In a ledger I could list the reasons I deserved this fate. I could list and I could flagellate myself, but the vile cancer was doing a just fine job of it all by itself.
Dear God, love finally arrived, and you will take me? Are you that selfish? That jealous? Is this my payment for loving Jack with such fierce intensity? For finally finding a life of peace? Or did I conceive you of my own making for consolation?
As Orual cried out to the Grey Mountain in defense of her love for Psyche, so I cried out to the God I’d felt and believed in and surrendered to in my boys’ bedroom all those many years ago.
You will give me great love and then sweep me to the heavens—if they exist at all?
But did I believe God punished? The old wrathful God who smote his enemies and burned their cities? I was no better than Job or Jonah, railing against my lot in life. Just when it seemed everything might work out, that I might have the life I’d dreamed of for very, very long, I would die?

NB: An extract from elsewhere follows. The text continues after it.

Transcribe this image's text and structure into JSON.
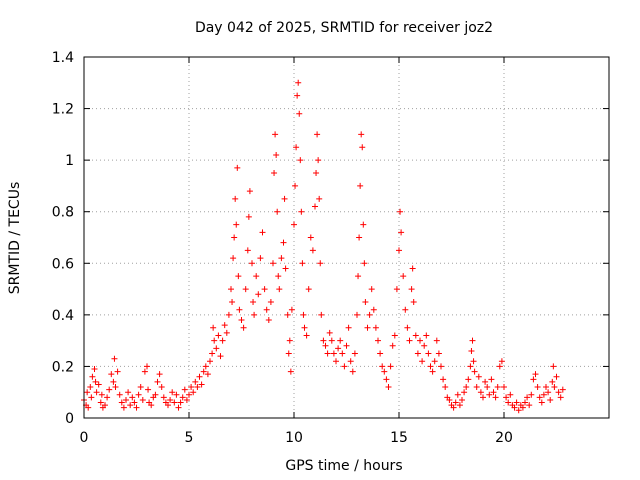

All my life I’d pushed too hard, tried too much, attempted to convince the head what only the heart can decide. But dying now? When I understood the grace of surrender? When love had arrived? What cruel injustice.

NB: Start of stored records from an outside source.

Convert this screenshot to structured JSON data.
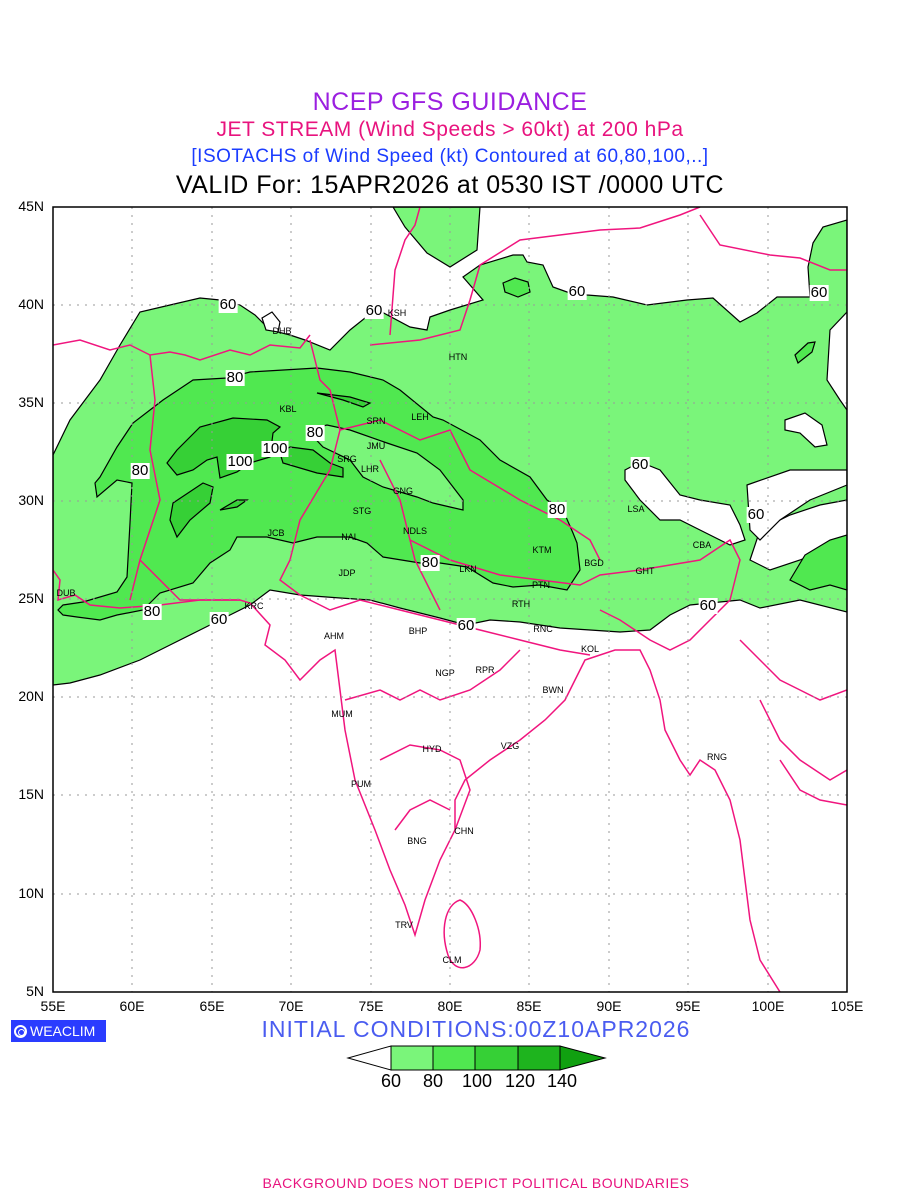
{
  "header": {
    "title": "NCEP GFS GUIDANCE",
    "subtitle": "JET STREAM (Wind Speeds > 60kt) at 200 hPa",
    "description": "[ISOTACHS of Wind Speed (kt) Contoured at 60,80,100,..]",
    "valid": "VALID For: 15APR2026 at 0530 IST /0000 UTC"
  },
  "axes": {
    "lat_labels": [
      "45N",
      "40N",
      "35N",
      "30N",
      "25N",
      "20N",
      "15N",
      "10N",
      "5N"
    ],
    "lon_labels": [
      "55E",
      "60E",
      "65E",
      "70E",
      "75E",
      "80E",
      "85E",
      "90E",
      "95E",
      "100E",
      "105E"
    ]
  },
  "cities": [
    "DHB",
    "KSH",
    "HTN",
    "KBL",
    "SRN",
    "LEH",
    "JMU",
    "SRG",
    "LHR",
    "CNG",
    "STG",
    "NDLS",
    "JCB",
    "NAL",
    "KTM",
    "BGD",
    "GHT",
    "CBA",
    "LSA",
    "JDP",
    "LKN",
    "PTN",
    "DUB",
    "KRC",
    "RTH",
    "RNC",
    "AHM",
    "BHP",
    "KOL",
    "NGP",
    "RPR",
    "BWN",
    "MUM",
    "HYD",
    "VZG",
    "RNG",
    "PUM",
    "CHN",
    "BNG",
    "TRV",
    "CLM"
  ],
  "contour_labels": [
    "60",
    "60",
    "60",
    "60",
    "60",
    "60",
    "60",
    "60",
    "60",
    "80",
    "80",
    "80",
    "80",
    "80",
    "80",
    "100",
    "100"
  ],
  "colors": {
    "shade_60_80": "#7af57a",
    "shade_80_100": "#50e850",
    "shade_100_120": "#36d036",
    "shade_120_140": "#1eb41e",
    "shade_140_plus": "#10a010",
    "boundaries": "#f0157e"
  },
  "logo": "WEACLIM",
  "initial_conditions": "INITIAL  CONDITIONS:00Z10APR2026",
  "colorbar": {
    "labels": [
      "60",
      "80",
      "100",
      "120",
      "140"
    ],
    "unit": "kt"
  },
  "footer": "BACKGROUND DOES NOT DEPICT POLITICAL BOUNDARIES"
}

It took weeks, but I slowly emerged from that parched desert of doubt stronger in my faith than ever. Through reading and prayer, holding tight to Jack as he absorbed my doubt and pain, talking until we couldn’t find another word, Jack and I found if not peace, then acceptance. Grace, I wrote to Eva, arrived as I prayed. Whatever my fate, I would be able to bear it with Jack at my side and my Creator’s love surrounding me even as the doubt appeared and disappeared like smoke from the past, whispers of the woman who shadowed me and mocked my belief.

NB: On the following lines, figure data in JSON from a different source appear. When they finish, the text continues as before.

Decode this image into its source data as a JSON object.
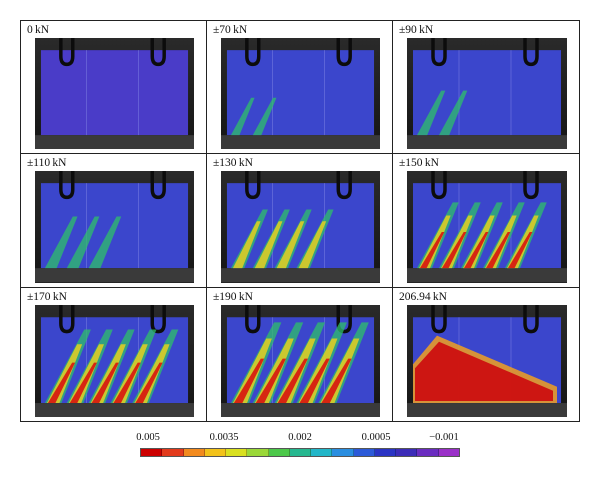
{
  "panels": [
    {
      "label": "0 kN",
      "stage": 0
    },
    {
      "label": "±70 kN",
      "stage": 1
    },
    {
      "label": "±90 kN",
      "stage": 2
    },
    {
      "label": "±110 kN",
      "stage": 3
    },
    {
      "label": "±130 kN",
      "stage": 4
    },
    {
      "label": "±150 kN",
      "stage": 5
    },
    {
      "label": "±170 kN",
      "stage": 6
    },
    {
      "label": "±190 kN",
      "stage": 7
    },
    {
      "label": "206.94 kN",
      "stage": 8
    }
  ],
  "scale": {
    "ticks": [
      "0.005",
      "0.0035",
      "0.002",
      "0.0005",
      "−0.001"
    ],
    "colors": [
      "#cc0000",
      "#e23a1c",
      "#f28a1e",
      "#f2c21a",
      "#d9e020",
      "#9ad838",
      "#4cc84a",
      "#26b890",
      "#22b6c8",
      "#2a8ee0",
      "#2c5ad8",
      "#2a34c4",
      "#3c2cb8",
      "#6a2cc0",
      "#9a30c8"
    ]
  }
}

November was a kaleidoscope of pain and surgeries. By December I’d made it clear that only the two most basic of my desires remained: to live out whatever days I had left as Jack’s wife in the eyes of the church and our community, and to keep the boys in England.
While frigid rain lashed the hospital windows, Jack came to me in the worst of the December nausea.
“I’ve gone to the bishop and presented our case for marriage.”
“What did you tell him?” I asked. The nausea—I’d swallowed a pint of anesthesia when they removed my ovaries—was all consuming. I needed something, anything to assuage the suffering. Becoming Mrs. Lewis in God’s eyes was a hope that burned as brightly as any light. I didn’t want to be sick in front of Jack one more time. I wanted to be strong, to be the woman Warnie and he believed I was: courageous in the face of despair. But it was getting harder and harder.
“I told the bishop that your marriage to Bill never bloody counted because Bill had been married before you. But because they deem me a public figure, they are afraid they will be flooded with other requests, other exceptions. His answer was no.”
“That’s what you get for being a public figure.” I tried to smile.
Jack didn’t laugh.
In many ways, in such a short amount of time, our roles often reversed. Instead of it being Jack who held me, it was I who must quote from his favorite mystic—Julian of Norwich. All will be well, and all manner of things will be well.
I held his hand. “My love, the pain is cleansing me. Soon I’ll be walking with a caliper splint and living with you.”
Together we pretended it to be true, but it was only as real as Perelandra or Narnia.
Weeks passed; the boys returned to school. Eventually I felt well enough that Warnie brought me my typewriter. I began to preoccupy myself while waiting for test results, healing, and treatments by catching up on correspondence and informing everyone of my plight: My parents. Chad and Eva. Belle, Marian, and Michal. And finally, my brother—we reconciled as best as two siblings can when across an ocean with one of them at death’s door. I knit and crocheted everything from scarves to mittens to tablecloths for the Kilns, as if I could move myself there with my hands alone.